Yahya'nın kendisi ise O'nu daha sert olarak göstermişti: her çeşit
adaletsizlik ve şer ortadan kaldıracaktı. Kimbilir, belki O,
Mesih değildir? Nihayet O'na bu soruları iletsin, İsa'ya iki
şakirdi gönderiyor.
Yahya'nın,
kendi kuşkularını gidermek için böylece İsa'ya doğrudan
doğruya başvurması güzel bir şeydir. Demek ki O'na tamamen
güvenmektedir. Ayrıca kendi sözcüleri O'nu tanıyacaklar ve böylece,
İsa gerçekten beklenen Mesih ise, O'nun birlikte kalabilirler.
Yahya kendi
manevi hayatımız için bir üstaddır. Kendisini tanıtmak için
İsa'dan başka hiç kimse bize yardım edemez. Kuşkularımız
varsa, ancak O bize gerçeği, hakikatı açıklayabilir. Hem de,
bizi sevenler ve dinleyenler ancak O'nu izlemelidirler: biz kendimiz sadece
birer araç ve rehber olmalıyız, aksi halde bizi dinleyenleri yanlış
yola sevkederiz.
İsa
Yahya'nın şakirtlerine açık cevap vermiyor: O'nun cevabı
kendi salahiyetini göstermez, bir zorlama değildir, sadece gözleri açmaya
davet ediyor. Yahya'nın habercileri peygamberlerin sözleri yerine geldiğini
görebilecek. Bugünkü birinci okuma parçası ve sonra 145 inci mezmur
bunlardan bahsetmektedir: "Körlerin gözleri açılıyor, sağır
olanların kulakları işitiyor, topal olan ceylan gibi zıplayacak,
dilsiz ise sevinçten haykıracaktır".
İsa'nın
bir şeyi söylemesine ihtiyacı yoktur. Gözleri olan Mesih'in yaptıklarını
görecek: bunlar zaten önceden, bir teşhis alameti olarak ilan edilmiştir.

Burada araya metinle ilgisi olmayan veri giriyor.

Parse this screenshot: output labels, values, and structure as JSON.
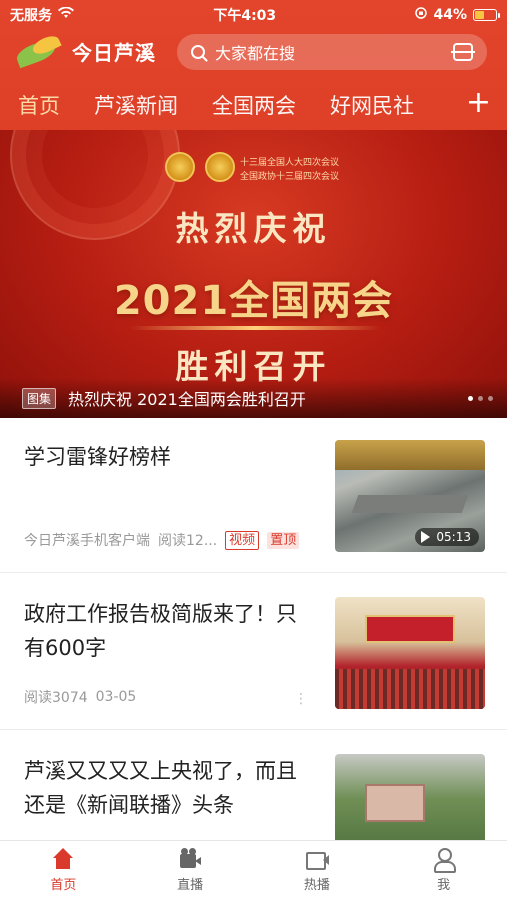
{
  "status": {
    "carrier": "无服务",
    "time": "下午4:03",
    "battery": "44%"
  },
  "header": {
    "logo_text": "今日芦溪",
    "search_placeholder": "大家都在搜",
    "tabs": [
      "首页",
      "芦溪新闻",
      "全国两会",
      "好网民社"
    ],
    "add_label": "+"
  },
  "banner": {
    "subtitle_1": "十三届全国人大四次会议",
    "subtitle_2": "全国政协十三届四次会议",
    "line1": "热烈庆祝",
    "line2": "2021全国两会",
    "line3": "胜利召开",
    "badge": "图集",
    "caption": "热烈庆祝 2021全国两会胜利召开"
  },
  "news": [
    {
      "title": "学习雷锋好榜样",
      "source": "今日芦溪手机客户端",
      "reads": "阅读12...",
      "tag_video": "视频",
      "tag_top": "置顶",
      "duration": "05:13"
    },
    {
      "title": "政府工作报告极简版来了！只有600字",
      "reads": "阅读3074",
      "date": "03-05",
      "more": "⋮"
    },
    {
      "title": "芦溪又又又又上央视了，而且还是《新闻联播》头条"
    }
  ],
  "tabbar": {
    "items": [
      "首页",
      "直播",
      "热播",
      "我"
    ]
  },
  "colors": {
    "brand": "#e2452c",
    "accent": "#d93a2b",
    "tab_active": "#ffe4b0"
  }
}
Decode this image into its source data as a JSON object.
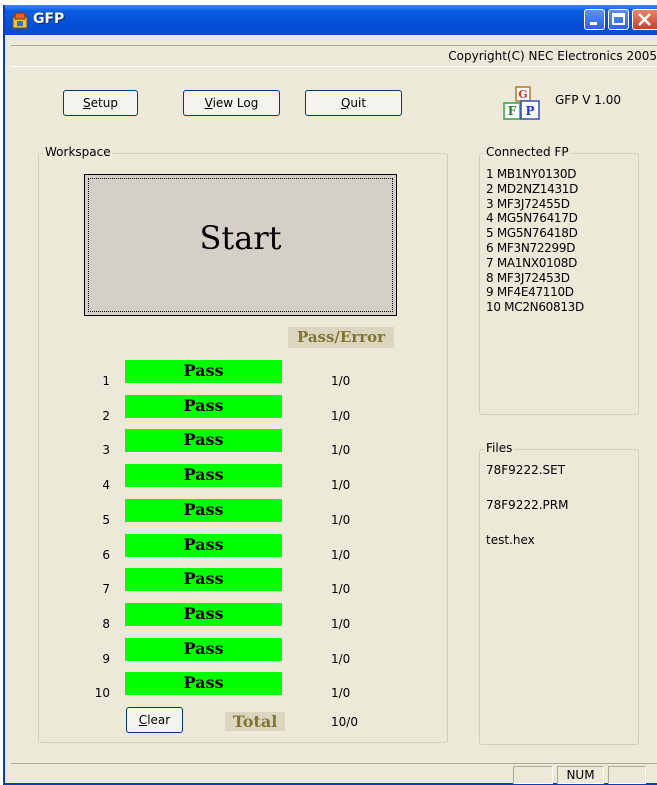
{
  "window": {
    "title": "GFP",
    "copyright": "Copyright(C) NEC Electronics 2005"
  },
  "toolbar": {
    "setup_label": "Setup",
    "setup_mnemonic": "S",
    "setup_rest": "etup",
    "viewlog_mnemonic": "V",
    "viewlog_rest": "iew Log",
    "quit_mnemonic": "Q",
    "quit_rest": "uit"
  },
  "version": "GFP V 1.00",
  "workspace": {
    "label": "Workspace",
    "start_label": "Start",
    "pass_error_header": "Pass/Error",
    "rows": [
      {
        "num": "1",
        "status": "Pass",
        "count": "1/0"
      },
      {
        "num": "2",
        "status": "Pass",
        "count": "1/0"
      },
      {
        "num": "3",
        "status": "Pass",
        "count": "1/0"
      },
      {
        "num": "4",
        "status": "Pass",
        "count": "1/0"
      },
      {
        "num": "5",
        "status": "Pass",
        "count": "1/0"
      },
      {
        "num": "6",
        "status": "Pass",
        "count": "1/0"
      },
      {
        "num": "7",
        "status": "Pass",
        "count": "1/0"
      },
      {
        "num": "8",
        "status": "Pass",
        "count": "1/0"
      },
      {
        "num": "9",
        "status": "Pass",
        "count": "1/0"
      },
      {
        "num": "10",
        "status": "Pass",
        "count": "1/0"
      }
    ],
    "clear_mnemonic": "C",
    "clear_rest": "lear",
    "total_label": "Total",
    "total_count": "10/0"
  },
  "connected_fp": {
    "label": "Connected FP",
    "items": [
      "1 MB1NY0130D",
      "2 MD2NZ1431D",
      "3 MF3J72455D",
      "4 MG5N76417D",
      "5 MG5N76418D",
      "6 MF3N72299D",
      "7 MA1NX0108D",
      "8 MF3J72453D",
      "9 MF4E47110D",
      "10 MC2N60813D"
    ]
  },
  "files": {
    "label": "Files",
    "items": [
      "78F9222.SET",
      "78F9222.PRM",
      "test.hex"
    ]
  },
  "statusbar": {
    "num_indicator": "NUM"
  },
  "colors": {
    "pass_green": "#00ff00",
    "header_gold": "#807530",
    "title_blue": "#0450d8"
  }
}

Kulakları olan, müjde ve ümit ilan eden sözleri duyacaktır. Yahya'nın
şakirtleri zindana dönebilirler ve kendisine, İsa'nın gerçekten
gelecek olan olduğunu söyleyebilirler. Yahya'nın habercileri İsa'nın
tanıkları olurlar. Zaten İsa sözleri tekrarlayanları değil,
sadece tanıklar aramaktadır. Tanıklar daha güvenilir kişilerdir.
Herkes Yahya'nın
habercilerinin sorusunu işitmiştir. Şimdi İsa, Yahya'nın
hayatından ve mesajından konuşmaktadır. O, yani Yahya,
şimdi zindanda yatmakta, çünkü bir fırıldak değildir:
bilakis, kendi menfatını düşünmeyerek halka Rabbin sözünü
iletmiştir ve peygamberlerin bir sözünü yerine getirmiştir. İsa'nın
kendisi de onu bir peygamber, hatta bir peygamberden üstün olduğunu açıklamıştır.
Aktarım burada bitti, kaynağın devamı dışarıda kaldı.